Sorting list (maybe stupid)

Brandon Beck bbeck13 at excite.com
Tue Jun 11 23:11:48 EDT 2002


> In fact it's almost certain <wink>.  Small lists are handled by binary
> insertion sort, for peak speed, and the way that was coded just so happens
> to be stable.  That's why small examples will always lead you to believe
> .sort() is stable.  The full-blown samplesort used for non-trivial lists
> isn't stable and can't be made stable efficiently.
> 

I personally like Alex Martelli's version of a stable sort using the 
decorate-sort-undecorate idiom.  His recipe for it can be found at:

	http://aspn.activestate.com/ASPN/Cookbook/Python/Recipe/52234


The meat of his recipe is something along the lines of:

	def stable_sort_copy(alist):
		decorated = zip(alist, xrange(len(alist)))
		decorated.sort()
		return [ item for item, index in decorated ]

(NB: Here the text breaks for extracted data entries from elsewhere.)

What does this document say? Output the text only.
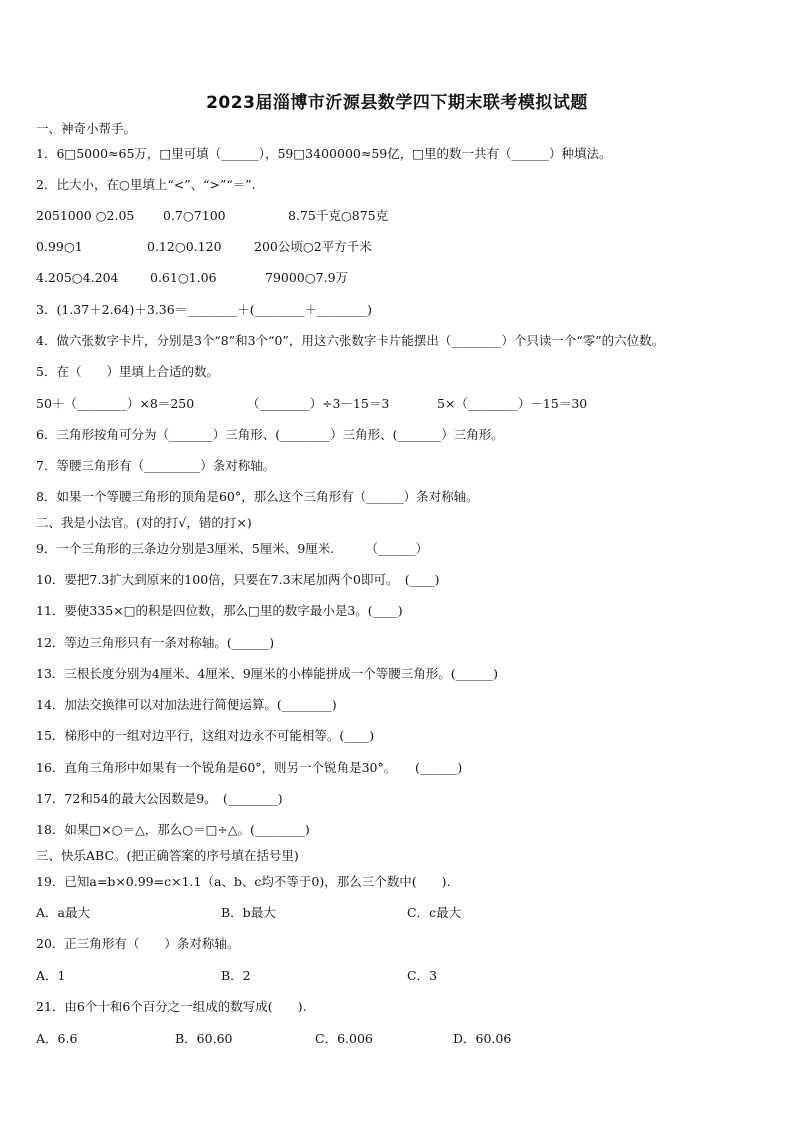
2023届淄博市沂源县数学四下期末联考模拟试题
一、神奇小帮手。
1．6□5000≈65万，□里可填（______），59□3400000≈59亿，□里的数一共有（______）种填法。
2．比大小，在○里填上“<”、“>”“＝”.
2051000 ○2.05 0.7○7100	8.75千克○875克
0.99○1	0.12○0.120	200公顷○2平方千米
4.205○4.204	0.61○1.06	79000○7.9万
3．(1.37＋2.64)＋3.36＝________＋(________＋________)
4．做六张数字卡片，分别是3个“8”和3个“0”，用这六张数字卡片能摆出（________）个只读一个“零”的六位数。
5．在（　　）里填上合适的数。
50＋（________）×8＝250	（________）÷3－15＝3	5×（________）－15＝30
6．三角形按角可分为（_______）三角形、(________）三角形、(_______）三角形。
7．等腰三角形有（_________）条对称轴。
8．如果一个等腰三角形的顶角是60°，那么这个三角形有（______）条对称轴。
二、我是小法官。(对的打√，错的打×)
9．一个三角形的三条边分别是3厘米、5厘米、9厘米.　　　（______）
10．要把7.3扩大到原来的100倍，只要在7.3末尾加两个0即可。　(____)
11．要使335×□的积是四位数，那么□里的数字最小是3。(____)
12．等边三角形只有一条对称轴。(______)
13．三根长度分别为4厘米、4厘米、9厘米的小棒能拼成一个等腰三角形。(______)
14．加法交换律可以对加法进行简便运算。(________)
15．梯形中的一组对边平行，这组对边永不可能相等。(____)
16．直角三角形中如果有一个锐角是60°，则另一个锐角是30°。　　(______)
17．72和54的最大公因数是9。　(________)
18．如果□×○＝△，那么○＝□÷△。(________)
三、快乐ABC。(把正确答案的序号填在括号里)
19．已知a=b×0.99=c×1.1（a、b、c均不等于0)，那么三个数中(　　).
A．a最大	B．b最大	C．c最大
20．正三角形有（　　）条对称轴。
A．1	B．2	C．3
21．由6个十和6个百分之一组成的数写成(　　).
A．6.6	B．60.60	C．6.006	D．60.06
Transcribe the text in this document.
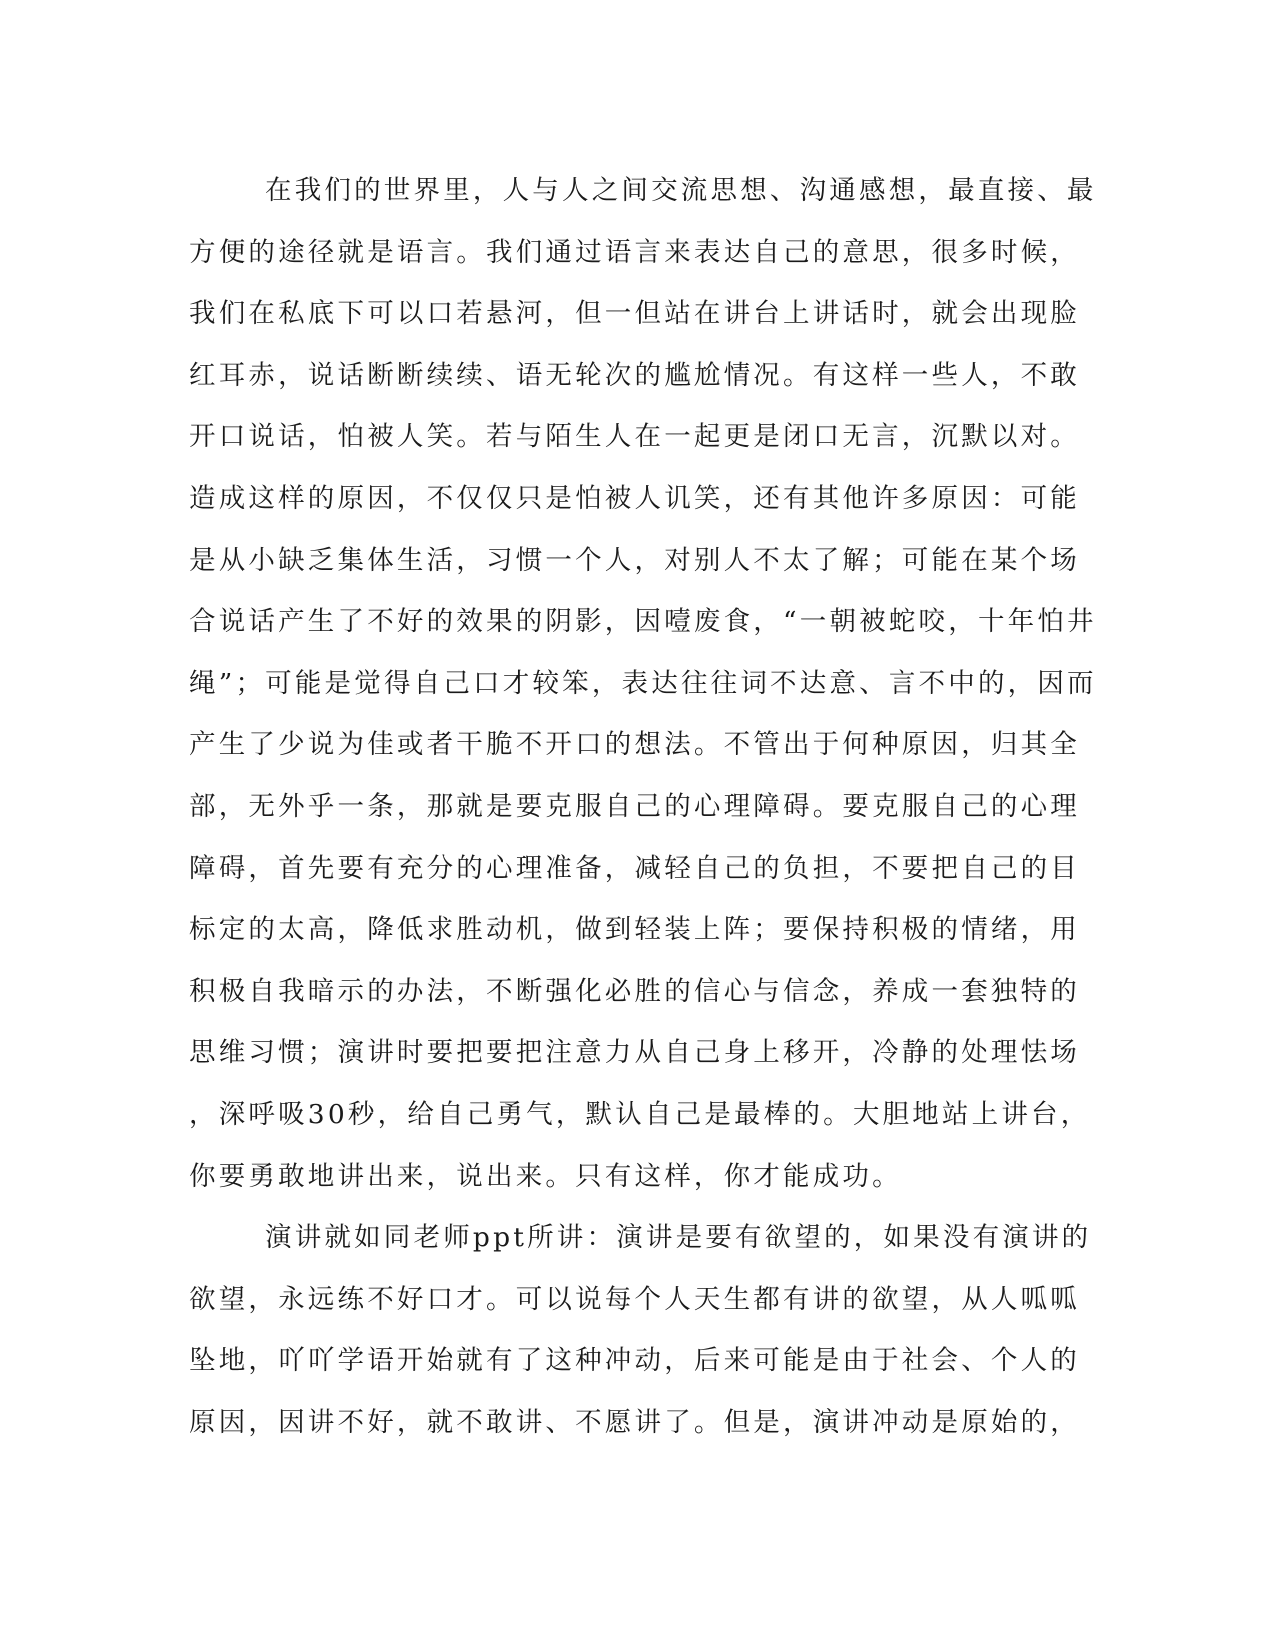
在我们的世界里，人与人之间交流思想、沟通感想，最直接、最
方便的途径就是语言。我们通过语言来表达自己的意思，很多时候，
我们在私底下可以口若悬河，但一但站在讲台上讲话时，就会出现脸
红耳赤，说话断断续续、语无轮次的尴尬情况。有这样一些人，不敢
开口说话，怕被人笑。若与陌生人在一起更是闭口无言，沉默以对。
造成这样的原因，不仅仅只是怕被人讥笑，还有其他许多原因：可能
是从小缺乏集体生活，习惯一个人，对别人不太了解；可能在某个场
合说话产生了不好的效果的阴影，因噎废食，“一朝被蛇咬，十年怕井
绳”；可能是觉得自己口才较笨，表达往往词不达意、言不中的，因而
产生了少说为佳或者干脆不开口的想法。不管出于何种原因，归其全
部，无外乎一条，那就是要克服自己的心理障碍。要克服自己的心理
障碍，首先要有充分的心理准备，减轻自己的负担，不要把自己的目
标定的太高，降低求胜动机，做到轻装上阵；要保持积极的情绪，用
积极自我暗示的办法，不断强化必胜的信心与信念，养成一套独特的
思维习惯；演讲时要把要把注意力从自己身上移开，冷静的处理怯场
，深呼吸30秒，给自己勇气，默认自己是最棒的。大胆地站上讲台，
你要勇敢地讲出来，说出来。只有这样，你才能成功。
演讲就如同老师ppt所讲：演讲是要有欲望的，如果没有演讲的
欲望，永远练不好口才。可以说每个人天生都有讲的欲望，从人呱呱
坠地，吖吖学语开始就有了这种冲动，后来可能是由于社会、个人的
原因，因讲不好，就不敢讲、不愿讲了。但是，演讲冲动是原始的，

	def stable_sort_inplace(alist):
		alist[:] = stable_sort_copy(alist)


The efficiency of this implementation should be on the order of 
O(2*n+n*lg(n)) which we all know is O(n*lg(n)).  It's definitely not the 
most efficient way in the world to perform a stable sort, especially in 
terms of space, but it's short and sweet and lets you worry about more 
important things.  If it turns out that sorting is truly a bottleneck in 
your program, then revisit the sort for a more optimal version.